I’ve decided I need to make other changes too. Now the general advice when changing your medication and life when mentally ill is only to change one thing at a time. So I’ll give the reduction in quetiapine some time to bed down. My previous “big change” was to try to get fit and go to the gym. This change has more or less worked out, and I’m now fitter than I have ever been. I still can’t say I particularly enjoy the gym or exercise though; I find cardio painful – literally and metaphorically. I hope to reduce the dose of quetiapine to one a day soon.

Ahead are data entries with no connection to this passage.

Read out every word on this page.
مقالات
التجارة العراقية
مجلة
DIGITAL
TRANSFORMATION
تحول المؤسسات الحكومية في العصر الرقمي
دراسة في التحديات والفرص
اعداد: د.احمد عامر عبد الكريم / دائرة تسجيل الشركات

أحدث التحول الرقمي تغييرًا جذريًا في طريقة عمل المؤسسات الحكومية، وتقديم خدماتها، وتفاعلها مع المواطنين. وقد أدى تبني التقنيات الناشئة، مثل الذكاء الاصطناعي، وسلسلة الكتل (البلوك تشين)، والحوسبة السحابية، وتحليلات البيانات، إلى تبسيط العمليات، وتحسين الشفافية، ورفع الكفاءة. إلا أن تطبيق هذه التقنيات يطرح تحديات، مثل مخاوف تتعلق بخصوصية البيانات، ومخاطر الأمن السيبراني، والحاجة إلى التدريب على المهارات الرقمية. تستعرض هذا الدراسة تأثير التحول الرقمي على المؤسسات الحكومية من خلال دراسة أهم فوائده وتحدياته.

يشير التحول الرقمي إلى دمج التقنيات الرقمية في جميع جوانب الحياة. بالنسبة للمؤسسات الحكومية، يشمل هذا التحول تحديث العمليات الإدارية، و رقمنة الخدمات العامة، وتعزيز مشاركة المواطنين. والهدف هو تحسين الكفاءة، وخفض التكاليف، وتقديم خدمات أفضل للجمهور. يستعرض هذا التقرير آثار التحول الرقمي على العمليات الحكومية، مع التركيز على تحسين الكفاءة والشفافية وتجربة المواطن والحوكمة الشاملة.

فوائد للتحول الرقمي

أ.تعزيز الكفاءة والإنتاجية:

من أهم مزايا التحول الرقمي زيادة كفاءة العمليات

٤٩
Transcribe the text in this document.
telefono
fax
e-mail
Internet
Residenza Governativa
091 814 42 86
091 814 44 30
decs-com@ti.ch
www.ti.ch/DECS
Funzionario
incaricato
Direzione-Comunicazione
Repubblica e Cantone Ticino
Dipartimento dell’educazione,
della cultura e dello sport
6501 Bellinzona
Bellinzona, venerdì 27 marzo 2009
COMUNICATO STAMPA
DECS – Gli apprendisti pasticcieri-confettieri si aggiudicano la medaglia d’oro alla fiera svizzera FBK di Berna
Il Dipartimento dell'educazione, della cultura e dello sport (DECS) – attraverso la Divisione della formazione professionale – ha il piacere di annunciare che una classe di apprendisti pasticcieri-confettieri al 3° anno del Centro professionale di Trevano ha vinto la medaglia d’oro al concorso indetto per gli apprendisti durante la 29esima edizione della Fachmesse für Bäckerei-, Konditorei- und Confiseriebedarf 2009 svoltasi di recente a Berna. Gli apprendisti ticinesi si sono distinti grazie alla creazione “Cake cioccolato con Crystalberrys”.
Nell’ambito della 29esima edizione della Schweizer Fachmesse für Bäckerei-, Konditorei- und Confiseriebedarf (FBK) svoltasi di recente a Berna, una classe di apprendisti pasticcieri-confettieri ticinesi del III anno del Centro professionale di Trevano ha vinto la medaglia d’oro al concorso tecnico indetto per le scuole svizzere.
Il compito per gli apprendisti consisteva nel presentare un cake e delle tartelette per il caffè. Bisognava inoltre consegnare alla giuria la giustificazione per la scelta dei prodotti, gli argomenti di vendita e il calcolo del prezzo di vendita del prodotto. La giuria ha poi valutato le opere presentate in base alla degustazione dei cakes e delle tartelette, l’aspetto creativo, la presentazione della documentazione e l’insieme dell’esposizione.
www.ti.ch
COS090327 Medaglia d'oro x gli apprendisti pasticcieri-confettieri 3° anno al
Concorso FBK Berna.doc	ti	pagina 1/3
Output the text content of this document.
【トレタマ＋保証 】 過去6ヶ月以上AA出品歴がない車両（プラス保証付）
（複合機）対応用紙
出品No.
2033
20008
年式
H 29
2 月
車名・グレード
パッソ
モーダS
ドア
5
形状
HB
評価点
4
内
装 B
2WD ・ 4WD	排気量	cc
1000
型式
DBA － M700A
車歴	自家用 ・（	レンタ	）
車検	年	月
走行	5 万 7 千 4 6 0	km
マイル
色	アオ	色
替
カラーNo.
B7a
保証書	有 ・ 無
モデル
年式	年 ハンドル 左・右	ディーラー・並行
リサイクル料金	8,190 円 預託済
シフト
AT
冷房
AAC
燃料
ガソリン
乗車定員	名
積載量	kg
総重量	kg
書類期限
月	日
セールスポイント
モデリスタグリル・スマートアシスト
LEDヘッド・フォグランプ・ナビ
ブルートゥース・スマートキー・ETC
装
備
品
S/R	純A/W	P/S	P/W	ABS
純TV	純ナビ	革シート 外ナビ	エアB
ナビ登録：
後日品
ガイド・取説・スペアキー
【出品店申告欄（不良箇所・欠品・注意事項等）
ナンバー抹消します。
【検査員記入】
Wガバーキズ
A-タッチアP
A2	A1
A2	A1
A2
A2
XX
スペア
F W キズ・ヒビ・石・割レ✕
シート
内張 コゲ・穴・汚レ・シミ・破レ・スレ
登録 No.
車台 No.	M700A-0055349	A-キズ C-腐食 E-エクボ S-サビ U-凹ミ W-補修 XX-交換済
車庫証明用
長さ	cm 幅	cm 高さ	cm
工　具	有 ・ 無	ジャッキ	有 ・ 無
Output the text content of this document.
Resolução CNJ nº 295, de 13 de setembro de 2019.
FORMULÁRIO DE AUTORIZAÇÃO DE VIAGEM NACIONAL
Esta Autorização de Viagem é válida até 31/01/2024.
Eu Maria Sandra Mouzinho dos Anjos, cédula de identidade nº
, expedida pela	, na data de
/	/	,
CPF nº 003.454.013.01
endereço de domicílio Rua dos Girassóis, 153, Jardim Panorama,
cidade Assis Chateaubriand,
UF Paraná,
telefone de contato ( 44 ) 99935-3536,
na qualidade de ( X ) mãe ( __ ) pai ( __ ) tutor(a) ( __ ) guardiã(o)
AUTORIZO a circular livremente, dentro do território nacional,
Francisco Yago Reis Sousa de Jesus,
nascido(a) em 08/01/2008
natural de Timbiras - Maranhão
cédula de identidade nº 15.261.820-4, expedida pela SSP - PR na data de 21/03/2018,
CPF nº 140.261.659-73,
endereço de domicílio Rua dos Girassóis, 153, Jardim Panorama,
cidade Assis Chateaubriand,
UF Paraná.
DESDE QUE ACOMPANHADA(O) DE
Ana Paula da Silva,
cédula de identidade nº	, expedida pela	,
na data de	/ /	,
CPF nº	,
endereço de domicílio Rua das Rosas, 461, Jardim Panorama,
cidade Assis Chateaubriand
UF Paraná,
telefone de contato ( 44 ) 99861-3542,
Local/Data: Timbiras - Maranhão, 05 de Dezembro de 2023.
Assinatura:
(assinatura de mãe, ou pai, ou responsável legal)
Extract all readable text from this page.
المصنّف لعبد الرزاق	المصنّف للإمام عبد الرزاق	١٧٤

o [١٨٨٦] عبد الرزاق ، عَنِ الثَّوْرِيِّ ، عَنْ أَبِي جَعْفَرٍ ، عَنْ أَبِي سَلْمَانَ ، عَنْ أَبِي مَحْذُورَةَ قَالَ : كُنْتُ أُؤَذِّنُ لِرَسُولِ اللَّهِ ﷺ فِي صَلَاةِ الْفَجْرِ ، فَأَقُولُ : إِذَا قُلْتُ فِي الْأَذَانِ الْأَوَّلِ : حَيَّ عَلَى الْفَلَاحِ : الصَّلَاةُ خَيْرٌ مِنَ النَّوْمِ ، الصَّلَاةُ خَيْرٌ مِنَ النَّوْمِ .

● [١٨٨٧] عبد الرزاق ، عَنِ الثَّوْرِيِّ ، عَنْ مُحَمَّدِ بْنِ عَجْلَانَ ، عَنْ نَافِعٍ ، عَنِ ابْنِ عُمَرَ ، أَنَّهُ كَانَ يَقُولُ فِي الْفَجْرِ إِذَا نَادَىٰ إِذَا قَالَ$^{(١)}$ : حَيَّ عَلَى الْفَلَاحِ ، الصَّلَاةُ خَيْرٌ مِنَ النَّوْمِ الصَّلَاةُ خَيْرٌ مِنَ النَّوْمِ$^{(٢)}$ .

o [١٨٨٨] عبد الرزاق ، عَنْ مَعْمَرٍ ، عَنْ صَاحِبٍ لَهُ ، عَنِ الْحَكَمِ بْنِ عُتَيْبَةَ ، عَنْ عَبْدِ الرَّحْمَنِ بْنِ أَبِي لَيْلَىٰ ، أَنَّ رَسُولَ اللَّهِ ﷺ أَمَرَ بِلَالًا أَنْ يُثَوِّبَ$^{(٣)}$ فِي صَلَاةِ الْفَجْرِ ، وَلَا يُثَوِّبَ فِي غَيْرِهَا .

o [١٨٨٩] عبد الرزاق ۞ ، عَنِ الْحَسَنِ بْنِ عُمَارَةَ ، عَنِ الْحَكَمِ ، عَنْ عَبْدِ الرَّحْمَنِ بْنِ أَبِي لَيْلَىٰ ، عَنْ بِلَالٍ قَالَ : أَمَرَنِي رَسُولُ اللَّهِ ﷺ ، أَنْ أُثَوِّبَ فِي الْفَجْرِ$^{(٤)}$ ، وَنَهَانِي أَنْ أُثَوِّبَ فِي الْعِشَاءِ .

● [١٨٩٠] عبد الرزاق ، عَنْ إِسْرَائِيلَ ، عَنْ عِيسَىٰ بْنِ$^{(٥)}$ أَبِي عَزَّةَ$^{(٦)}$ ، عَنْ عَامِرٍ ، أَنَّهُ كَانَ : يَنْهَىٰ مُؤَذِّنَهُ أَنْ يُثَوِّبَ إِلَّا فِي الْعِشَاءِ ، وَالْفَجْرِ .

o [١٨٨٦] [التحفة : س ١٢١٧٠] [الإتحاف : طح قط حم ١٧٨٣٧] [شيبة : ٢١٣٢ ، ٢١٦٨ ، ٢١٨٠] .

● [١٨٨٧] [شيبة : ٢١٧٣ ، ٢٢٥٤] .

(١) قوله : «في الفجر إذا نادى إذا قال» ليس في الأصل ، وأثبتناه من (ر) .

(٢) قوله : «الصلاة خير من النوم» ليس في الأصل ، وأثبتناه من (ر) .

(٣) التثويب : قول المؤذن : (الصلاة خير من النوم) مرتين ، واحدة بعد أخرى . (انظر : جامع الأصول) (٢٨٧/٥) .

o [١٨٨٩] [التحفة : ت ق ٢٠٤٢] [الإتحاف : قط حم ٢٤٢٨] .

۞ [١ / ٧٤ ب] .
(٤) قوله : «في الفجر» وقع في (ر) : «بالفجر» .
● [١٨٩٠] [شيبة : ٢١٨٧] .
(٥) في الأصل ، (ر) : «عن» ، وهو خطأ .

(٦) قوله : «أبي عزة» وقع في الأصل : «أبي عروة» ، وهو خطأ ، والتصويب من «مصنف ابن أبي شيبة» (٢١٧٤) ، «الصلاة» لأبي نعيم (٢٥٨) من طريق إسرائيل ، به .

But it is also time to rethink my daily schedule to see how I can maximise writing time. The research shows that many great writers start early in the morning and get going with those words. I would need at least a cup of tea before I could do anything, but I could make writing the number one priority of the morning. No checking of email or Facebook until those thousand or whatever the target number of words are out. At the moment I go to the gym some mornings, and as the anxiety builds up, take quetiapine. Although it calms me down I feel a bit sedated as well, and I don’t like that feeling. Often (and of course it’s not always possible to do so) I fall asleep. I then feel good and perky for the later afternoon, evening, and early night. Of course at the moment the writing time is naturally heavily constrained by the day job; I won’t be able to change my life fully until I actually finish. At this time of the academic year student project work and marking more than fills the day. For now though, work comes first. The writer’s life is not an easy one. And being depressed is not easy. Being an employed depressed writer is very difficult indeed.